L’avvocato e presidente dei piccoli azionisti del Milan Giuseppe La Scala parla così a MilanNews.ittermine dell’assemblea dei piccoli azionisti tenutasi stamani a Casa Milan.

Le parole di La Scala

 “Fassone dice che si favoleggia sui 50 milioni in più della Champions League, che sono lordi e sarebbero anche meno. Se mancano i ricavi che possano venire dalla mancata qualificazione in Champions, a quel punto devi fare la stessa cosa che ti è capitato di fare nella scorsa campagna acquisti. Non ce ne siamo praticamente accorti ma abbiamo fatti ricavi e utili di trimestre che peseranno in questo conto economico: quello che dovrebbe accadere, se il Milan manca di ricavi per bilanciare le perdite, è quello di dover vendere giocatori che fanno plusvalenza.

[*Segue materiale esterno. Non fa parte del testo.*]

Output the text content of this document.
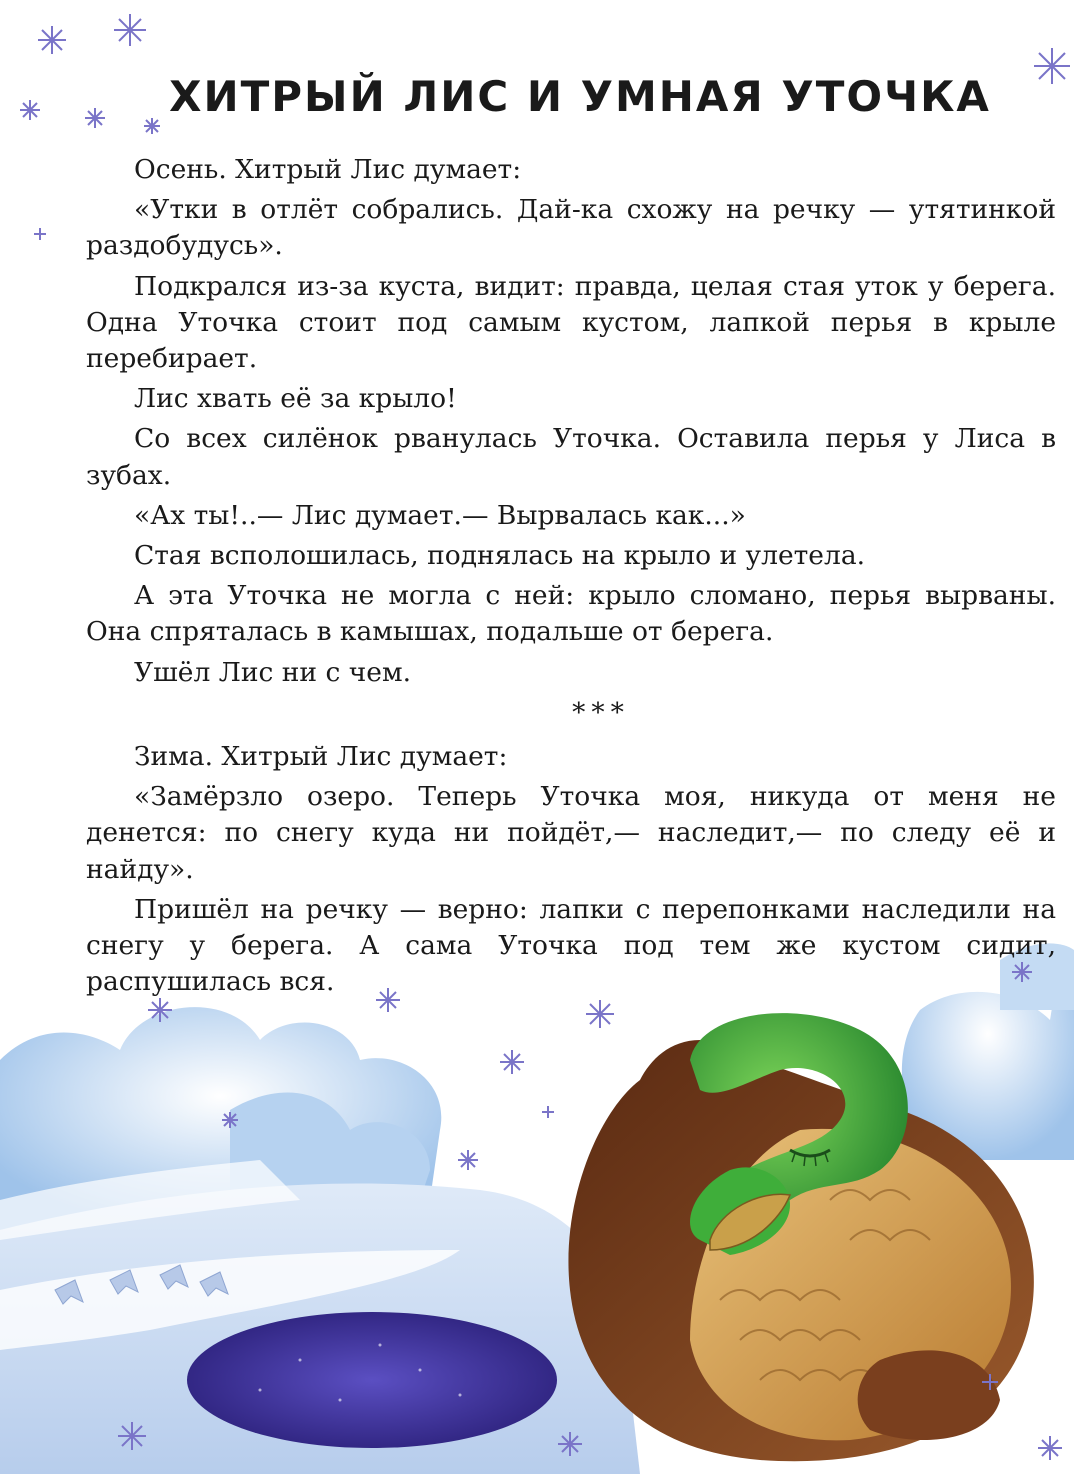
ХИТРЫЙ ЛИС И УМНАЯ УТОЧКА

Осень. Хитрый Лис думает:

«Утки в отлёт собрались. Дай-ка схожу на речку — утятинкой раздобудусь».

Подкрался из-за куста, видит: правда, целая стая уток у берега. Одна Уточка стоит под самым кустом, лапкой перья в крыле перебирает.

Лис хвать её за крыло!

Со всех силёнок рванулась Уточка. Оставила перья у Лиса в зубах.

«Ах ты!..— Лис думает.— Вырвалась как...»

Стая всполошилась, поднялась на крыло и улетела.

А эта Уточка не могла с ней: крыло сломано, перья вырваны. Она спряталась в камышах, подальше от берега.

Ушёл Лис ни с чем.

***

Зима. Хитрый Лис думает:

«Замёрзло озеро. Теперь Уточка моя, никуда от меня не денется: по снегу куда ни пойдёт,— наследит,— по следу её и найду».

Пришёл на речку — верно: лапки с перепонками наследили на снегу у берега. А сама Уточка под тем же кустом сидит, распушилась вся.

E non sono solo i top player: uno come Bonucci non fa plusvalenza, ad esempio, come i Biglia e i Kalinic. Rendono i giocatori a carichi più bassi, cosa che ti permette di operare sul mercato ammortizzando pluriennalmente: non è che il mercato si ferma, deve essere condizionato dalle esigenze di bilancio del conto economico. In un’ottica di buona amministrazione è corretto fare così”.

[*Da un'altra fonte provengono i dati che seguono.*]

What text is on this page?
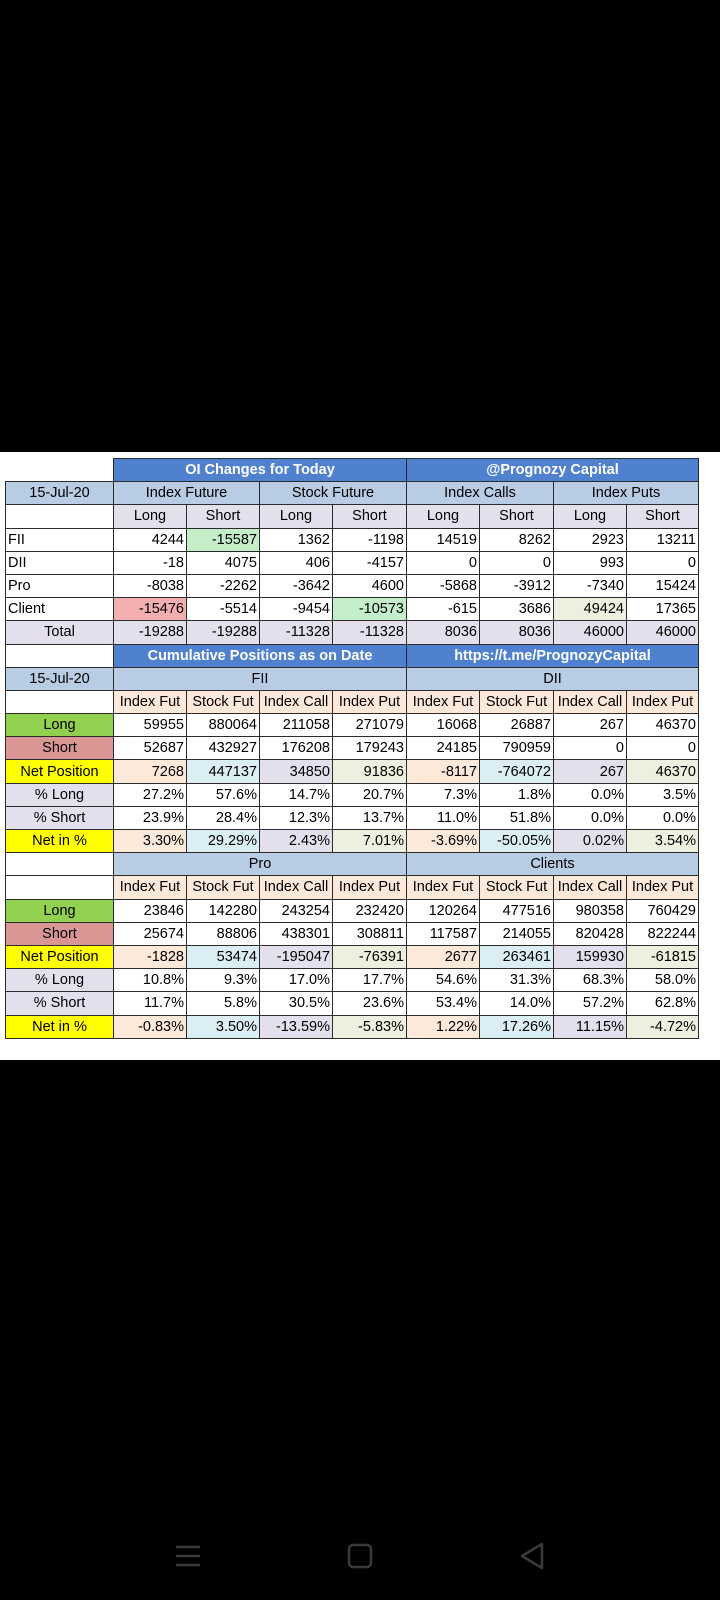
	OI Changes for Today				@Prognozy Capital			
15-Jul-20	Index Future		Stock Future		Index Calls		Index Puts	
	Long	Short	Long	Short	Long	Short	Long	Short
FII	4244	-15587	1362	-1198	14519	8262	2923	13211
DII	-18	4075	406	-4157	0	0	993	0
Pro	-8038	-2262	-3642	4600	-5868	-3912	-7340	15424
Client	-15476	-5514	-9454	-10573	-615	3686	49424	17365
Total	-19288	-19288	-11328	-11328	8036	8036	46000	46000
	Cumulative Positions as on Date				https://t.me/PrognozyCapital			
15-Jul-20	FII				DII			
	Index Fut	Stock Fut	Index Call	Index Put	Index Fut	Stock Fut	Index Call	Index Put
Long	59955	880064	211058	271079	16068	26887	267	46370
Short	52687	432927	176208	179243	24185	790959	0	0
Net Position	7268	447137	34850	91836	-8117	-764072	267	46370
% Long	27.2%	57.6%	14.7%	20.7%	7.3%	1.8%	0.0%	3.5%
% Short	23.9%	28.4%	12.3%	13.7%	11.0%	51.8%	0.0%	0.0%
Net in %	3.30%	29.29%	2.43%	7.01%	-3.69%	-50.05%	0.02%	3.54%
	Pro				Clients			
	Index Fut	Stock Fut	Index Call	Index Put	Index Fut	Stock Fut	Index Call	Index Put
Long	23846	142280	243254	232420	120264	477516	980358	760429
Short	25674	88806	438301	308811	117587	214055	820428	822244
Net Position	-1828	53474	-195047	-76391	2677	263461	159930	-61815
% Long	10.8%	9.3%	17.0%	17.7%	54.6%	31.3%	68.3%	58.0%
% Short	11.7%	5.8%	30.5%	23.6%	53.4%	14.0%	57.2%	62.8%
Net in %	-0.83%	3.50%	-13.59%	-5.83%	1.22%	17.26%	11.15%	-4.72%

“Tra i tanti rifinanziatori che in questi mesi sono stati consultati, attraverso tanti advisor, il rifinanziatore presentato da Bgb è quello che in questo momento ha l’offerta più interessante in questo momento, in tema di lunghezza, dell’operazione di tasso e delle garanzie. Questi signori hanno ottenuto 8 settimane, a partire da lunedì scorso, di trattativa esclusiva: in questo momento il Milan sta trattando il rifinanziamento, lo farà per il prossimo mese e mezzo soltanto con questo soggetto.

Situazione Bgb

La situazione è che Bgb è l’advisor che ha portato a questo. Giraudo, secondo Fassone, non ha alcun ruolo in questa vicenda. Lo schema del debito milanista presuppone la garanzia della holding a favore del Milan, questo comporta che i finanziamenti siano collegati: questo nell’interesse del Milan, che ha più facilità di accedere all’accredito se ha una garanzia aggiuntiva. Possibilità di rifinanziare il debito più pesante? Mi è stato risposto che in questo momento le operazioni sono trattate unitariamente, proprio perchè c’è un legame di garanzia da mamma a figlia. Poi che questo conduca ad una definizione unitaria credo Fassone lo speri, ma dal punto di vista giuridico non è indispensabile”.

“Con perdite modeste, parlando del break even, si arriverebbe al 2020 con un modesto utile: se non avessimo i ricavi che speriamo qualche giocatore dovremmo venderlo, ma chiaramente il riflesso è questo. Io posso anche vendere oggi, ad esempio Donnarumma, a 60 milioni: questo mi porta ad una plusvalenza di 58 tra i ricavi straordinari. Compro un giocatore da 100 milioni e questo mi pesa sul bilancio di esercizio, facendogli un contratto di 5 anni, di 20 milioni. A bilancio così mi resterebbe un bilancio in attivo di 35 milioni, si fanno anche queste operazioni, naturalmente devo prevedere negli anni successivi che ci sarà un giocatore che vale 100 che mi pesa sugli ammortamenti 20 milioni all’anno, ma non è che non si possa fare campagna acquisti”.